Francis has walked through hell quite literally, felt fire’s lick curl around her bones and strip it of its fat and muscle lining. Yet, when Delia’s cupid’s bow, featherlight, ghosted her upper lip, it was as if a match had been brazenly lit beneath the gasoline lattice of her nerve ends for the very first time. She thought for a moment that Prometheus’ torture was entirely worth enduring if it reaped this flame. Delia could taste the rum of Francis’ uneven breath where the seams of their mouths threatened to meet, plumes of heat feathering and twining between them.

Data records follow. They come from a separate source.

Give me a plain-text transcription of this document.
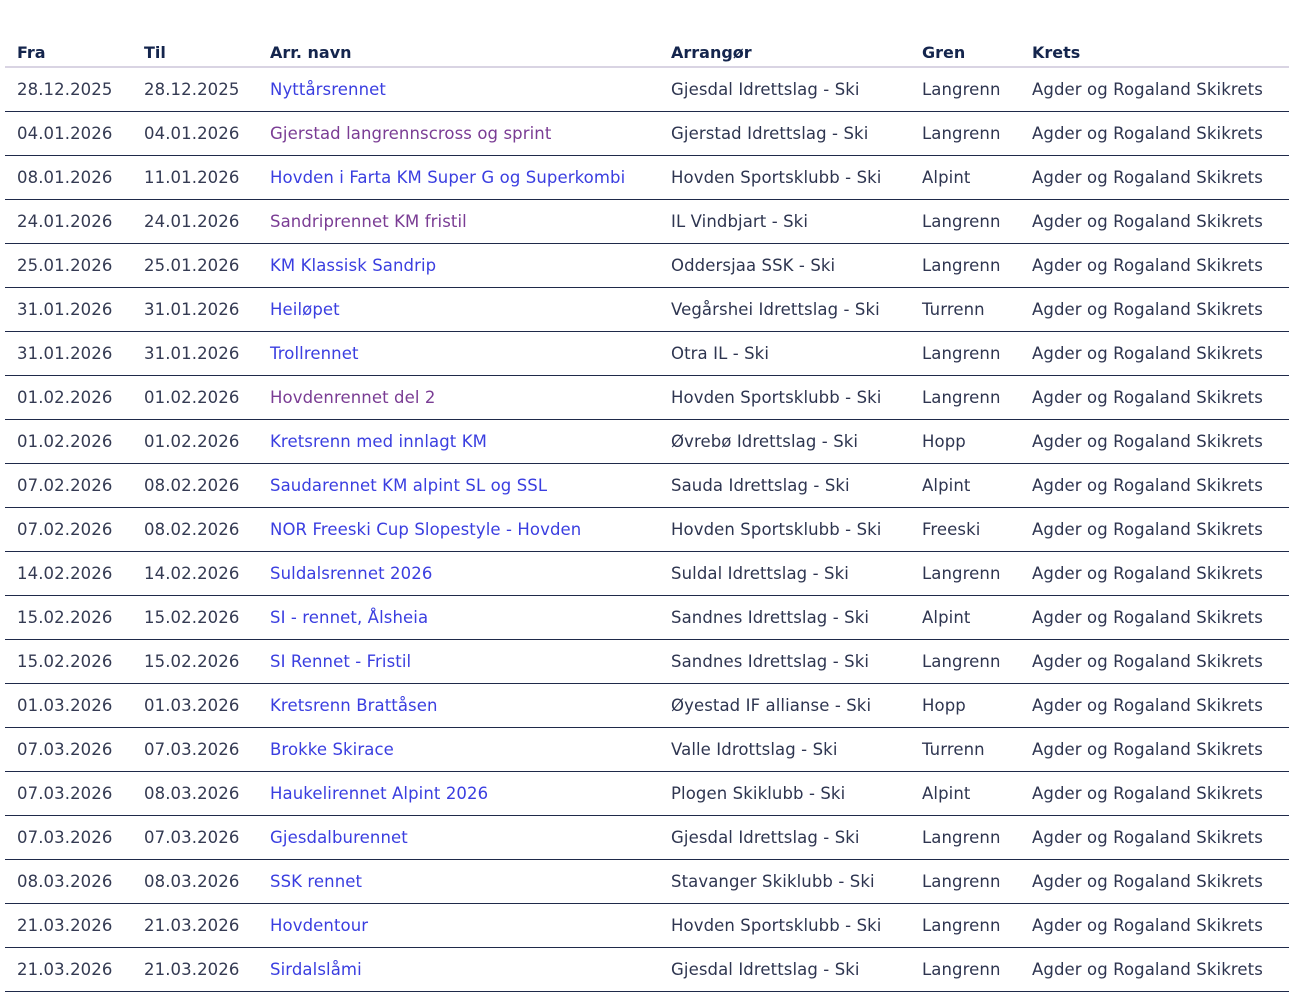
Fra	Til	Arr. navn	Arrangør	Gren	Krets
28.12.2025	28.12.2025	Nyttårsrennet	Gjesdal Idrettslag - Ski	Langrenn	Agder og Rogaland Skikrets
04.01.2026	04.01.2026	Gjerstad langrennscross og sprint	Gjerstad Idrettslag - Ski	Langrenn	Agder og Rogaland Skikrets
08.01.2026	11.01.2026	Hovden i Farta KM Super G og Superkombi	Hovden Sportsklubb - Ski	Alpint	Agder og Rogaland Skikrets
24.01.2026	24.01.2026	Sandriprennet KM fristil	IL Vindbjart - Ski	Langrenn	Agder og Rogaland Skikrets
25.01.2026	25.01.2026	KM Klassisk Sandrip	Oddersjaa SSK - Ski	Langrenn	Agder og Rogaland Skikrets
31.01.2026	31.01.2026	Heiløpet	Vegårshei Idrettslag - Ski	Turrenn	Agder og Rogaland Skikrets
31.01.2026	31.01.2026	Trollrennet	Otra IL - Ski	Langrenn	Agder og Rogaland Skikrets
01.02.2026	01.02.2026	Hovdenrennet del 2	Hovden Sportsklubb - Ski	Langrenn	Agder og Rogaland Skikrets
01.02.2026	01.02.2026	Kretsrenn med innlagt KM	Øvrebø Idrettslag - Ski	Hopp	Agder og Rogaland Skikrets
07.02.2026	08.02.2026	Saudarennet KM alpint SL og SSL	Sauda Idrettslag - Ski	Alpint	Agder og Rogaland Skikrets
07.02.2026	08.02.2026	NOR Freeski Cup Slopestyle - Hovden	Hovden Sportsklubb - Ski	Freeski	Agder og Rogaland Skikrets
14.02.2026	14.02.2026	Suldalsrennet 2026	Suldal Idrettslag - Ski	Langrenn	Agder og Rogaland Skikrets
15.02.2026	15.02.2026	SI - rennet, Ålsheia	Sandnes Idrettslag - Ski	Alpint	Agder og Rogaland Skikrets
15.02.2026	15.02.2026	SI Rennet - Fristil	Sandnes Idrettslag - Ski	Langrenn	Agder og Rogaland Skikrets
01.03.2026	01.03.2026	Kretsrenn Brattåsen	Øyestad IF allianse - Ski	Hopp	Agder og Rogaland Skikrets
07.03.2026	07.03.2026	Brokke Skirace	Valle Idrottslag - Ski	Turrenn	Agder og Rogaland Skikrets
07.03.2026	08.03.2026	Haukelirennet Alpint 2026	Plogen Skiklubb - Ski	Alpint	Agder og Rogaland Skikrets
07.03.2026	07.03.2026	Gjesdalburennet	Gjesdal Idrettslag - Ski	Langrenn	Agder og Rogaland Skikrets
08.03.2026	08.03.2026	SSK rennet	Stavanger Skiklubb - Ski	Langrenn	Agder og Rogaland Skikrets
21.03.2026	21.03.2026	Hovdentour	Hovden Sportsklubb - Ski	Langrenn	Agder og Rogaland Skikrets
21.03.2026	21.03.2026	Sirdalslåmi	Gjesdal Idrettslag - Ski	Langrenn	Agder og Rogaland Skikrets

Her hands pressed more firmly against the low of Delia’s back to disguise their tremor, the other moving to tenderly cradle her hair as her mouth stumbled to meet the brunette’s forehead; a safety net before her lips slipped and mistakes were made. Francis’ voice is more honest than the other girl thought possible, catching slightly in her throat as the words scrape over her tongue painstakingly.
“I.. can't. ”
She feels the hands against her face slacken, and slowly lower to hold the collar of her shirt. Delia’s shaky exhale ricochets along the length of her neck.
“I’m sorry, Delia.”
There’s a vastness of unshared words tailing Francis’ murmur, half muffled against her ebony hair as she leans down more for their foreheads to meet. Neither are sure how long they stay like that. Francis disturbs the silence first with a whisper, taking a step back and ignoring the way Delia’s fingers don’t unfurl from her shirt. “It’s late. You oughta get some rest.”
Francis doesn’t glance back as she ascends the saloon’s staircase, hoping sleep will come quickly so she can pretend tonight never happened; pretend she didn’t make Delia cry again by being hopeful and stupid and selfish.
That she didn’t almost let herself love her.